Cairo: A Saudi development programme will embark on revamping major facilities in Yemen’s city of Aden, the government’s temporary seat, after a recent peace deal, a Saudi diplomat has said.
Last week, Yemen’s internationally recognised government and the Southern Transitional Council (STC) sealed a power-sharing pact brokered by Saudi Arabia, ending months of feuding between them.
“We hope that the agreement will be a good omen for Yemen and for reaching a comprehensive political solution among Yemeni sides,” Saudi Ambassador to Yemen Mohammad Al Jabir told a gathering in Riyadh, according to Okaz newspaper.
The Yemeni government and the STC are partners to a military coalition, co-led by Saudi Arabia and the UAE, fighting in Yemen against the Iran-allied Al Houthi militia. In August, clashes erupted between Yemeni forces and STC loyalists, triggering a rift in the anti-Al Houthi alliance.
Al Jabir, who heads the Saudi Development and Reconstruction Programme for Yemen (SDRPY), told a Saudi-UK stabilisation workshop in Jeddah on Tuesday that the programme will begin rehabilitating the Aden airport and a major hospital in the southern city. “This will create more jobs for our brothers,” he added.

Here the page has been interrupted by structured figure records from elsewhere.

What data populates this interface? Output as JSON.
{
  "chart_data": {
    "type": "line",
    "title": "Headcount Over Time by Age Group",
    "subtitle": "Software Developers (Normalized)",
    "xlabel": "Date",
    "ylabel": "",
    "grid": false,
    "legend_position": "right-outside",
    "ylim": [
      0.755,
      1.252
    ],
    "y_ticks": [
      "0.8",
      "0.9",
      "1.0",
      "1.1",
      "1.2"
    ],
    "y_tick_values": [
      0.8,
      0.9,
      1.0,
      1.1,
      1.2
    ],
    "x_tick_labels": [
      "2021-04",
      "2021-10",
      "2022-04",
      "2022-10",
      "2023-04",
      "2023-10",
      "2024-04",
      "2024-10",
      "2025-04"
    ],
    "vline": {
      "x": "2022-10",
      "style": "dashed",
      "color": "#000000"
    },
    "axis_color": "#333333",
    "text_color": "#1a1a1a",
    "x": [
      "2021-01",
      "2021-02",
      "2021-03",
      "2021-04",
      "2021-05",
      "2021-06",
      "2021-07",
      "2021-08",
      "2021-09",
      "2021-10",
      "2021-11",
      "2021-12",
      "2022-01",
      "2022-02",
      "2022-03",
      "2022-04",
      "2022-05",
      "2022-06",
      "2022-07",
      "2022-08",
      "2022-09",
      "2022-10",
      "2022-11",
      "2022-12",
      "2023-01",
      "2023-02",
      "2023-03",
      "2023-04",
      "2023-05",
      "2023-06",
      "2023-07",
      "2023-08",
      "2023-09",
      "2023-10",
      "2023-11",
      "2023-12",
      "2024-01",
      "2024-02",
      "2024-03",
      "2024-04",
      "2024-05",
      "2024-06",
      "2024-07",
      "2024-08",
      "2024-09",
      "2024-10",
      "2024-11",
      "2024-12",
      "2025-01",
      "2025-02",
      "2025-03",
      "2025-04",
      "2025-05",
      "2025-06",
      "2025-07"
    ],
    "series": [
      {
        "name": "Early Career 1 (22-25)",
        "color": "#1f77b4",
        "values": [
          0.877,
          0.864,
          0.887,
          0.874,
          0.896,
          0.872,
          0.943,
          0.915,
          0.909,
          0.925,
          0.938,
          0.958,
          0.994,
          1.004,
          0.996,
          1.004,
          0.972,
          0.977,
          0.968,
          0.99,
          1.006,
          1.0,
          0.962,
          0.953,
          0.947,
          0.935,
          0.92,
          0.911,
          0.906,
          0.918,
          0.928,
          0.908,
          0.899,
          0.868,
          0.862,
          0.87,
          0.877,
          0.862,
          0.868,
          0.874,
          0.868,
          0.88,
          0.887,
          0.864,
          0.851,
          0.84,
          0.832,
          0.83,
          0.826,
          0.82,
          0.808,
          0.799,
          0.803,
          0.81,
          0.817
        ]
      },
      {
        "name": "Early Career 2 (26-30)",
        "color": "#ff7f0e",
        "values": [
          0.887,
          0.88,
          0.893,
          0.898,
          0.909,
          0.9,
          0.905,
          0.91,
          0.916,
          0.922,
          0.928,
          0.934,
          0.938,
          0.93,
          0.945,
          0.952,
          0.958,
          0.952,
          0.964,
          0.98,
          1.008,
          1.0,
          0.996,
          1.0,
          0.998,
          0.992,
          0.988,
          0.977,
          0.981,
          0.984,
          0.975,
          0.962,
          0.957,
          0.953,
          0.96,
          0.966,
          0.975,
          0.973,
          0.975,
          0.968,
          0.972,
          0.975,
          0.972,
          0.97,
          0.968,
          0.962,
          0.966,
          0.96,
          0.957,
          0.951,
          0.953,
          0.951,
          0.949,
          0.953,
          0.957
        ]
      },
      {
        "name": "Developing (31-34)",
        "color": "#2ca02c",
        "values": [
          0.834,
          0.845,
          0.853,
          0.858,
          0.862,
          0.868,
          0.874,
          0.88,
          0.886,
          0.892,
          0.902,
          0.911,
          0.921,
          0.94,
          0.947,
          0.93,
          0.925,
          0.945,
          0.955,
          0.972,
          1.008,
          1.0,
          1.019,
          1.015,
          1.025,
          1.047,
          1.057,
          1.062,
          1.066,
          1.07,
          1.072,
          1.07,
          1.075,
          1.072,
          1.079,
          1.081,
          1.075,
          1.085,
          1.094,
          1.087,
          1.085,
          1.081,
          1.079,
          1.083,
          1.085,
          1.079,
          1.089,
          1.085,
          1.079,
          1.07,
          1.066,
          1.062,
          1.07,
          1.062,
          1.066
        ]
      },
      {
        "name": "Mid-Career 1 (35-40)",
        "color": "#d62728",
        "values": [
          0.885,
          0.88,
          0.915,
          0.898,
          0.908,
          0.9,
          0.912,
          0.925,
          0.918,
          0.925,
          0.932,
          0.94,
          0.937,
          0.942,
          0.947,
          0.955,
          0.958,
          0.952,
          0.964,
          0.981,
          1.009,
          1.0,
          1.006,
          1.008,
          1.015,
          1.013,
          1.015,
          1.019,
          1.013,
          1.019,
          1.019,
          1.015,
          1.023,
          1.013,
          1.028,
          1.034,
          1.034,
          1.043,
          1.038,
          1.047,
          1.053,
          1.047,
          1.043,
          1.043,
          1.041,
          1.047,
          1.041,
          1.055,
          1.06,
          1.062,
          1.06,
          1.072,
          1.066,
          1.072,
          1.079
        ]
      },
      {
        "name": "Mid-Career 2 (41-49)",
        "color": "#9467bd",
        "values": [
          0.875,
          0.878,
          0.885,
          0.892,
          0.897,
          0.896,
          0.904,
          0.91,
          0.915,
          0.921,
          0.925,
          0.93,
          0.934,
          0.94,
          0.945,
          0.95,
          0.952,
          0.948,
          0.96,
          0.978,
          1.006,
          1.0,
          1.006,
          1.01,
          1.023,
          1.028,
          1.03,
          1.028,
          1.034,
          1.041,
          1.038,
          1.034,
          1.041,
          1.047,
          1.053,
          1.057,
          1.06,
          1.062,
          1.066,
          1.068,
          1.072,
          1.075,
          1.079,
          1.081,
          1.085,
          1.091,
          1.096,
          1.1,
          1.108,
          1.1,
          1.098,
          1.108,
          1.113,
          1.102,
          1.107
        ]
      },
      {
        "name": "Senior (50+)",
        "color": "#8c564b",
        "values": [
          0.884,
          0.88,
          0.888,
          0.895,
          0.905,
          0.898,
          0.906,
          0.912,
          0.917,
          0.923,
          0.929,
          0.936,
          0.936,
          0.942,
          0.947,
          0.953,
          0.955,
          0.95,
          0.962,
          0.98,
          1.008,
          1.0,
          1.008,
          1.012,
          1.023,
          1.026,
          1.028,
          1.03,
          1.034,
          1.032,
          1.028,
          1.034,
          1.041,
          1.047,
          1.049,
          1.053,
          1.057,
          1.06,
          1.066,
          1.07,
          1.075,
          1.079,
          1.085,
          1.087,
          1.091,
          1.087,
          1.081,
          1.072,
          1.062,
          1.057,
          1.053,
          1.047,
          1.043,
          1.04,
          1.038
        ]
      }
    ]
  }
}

The state-run SDRPY has already carried out 96 development projects in Yemen in different fields, according to the diplomat.
The Yemen deal, officially called the “Riyadh Agreement”, includes forming a 24-strong government equally composed from Yemen’s southern and northern provinces. It also provides for the return of the government to Aden, which the pro-STC forces seized from the government troops in August.
Yemen has been in the grip of a devastating conflict since Al Houthis toppled the government and seized the capital in late 2014.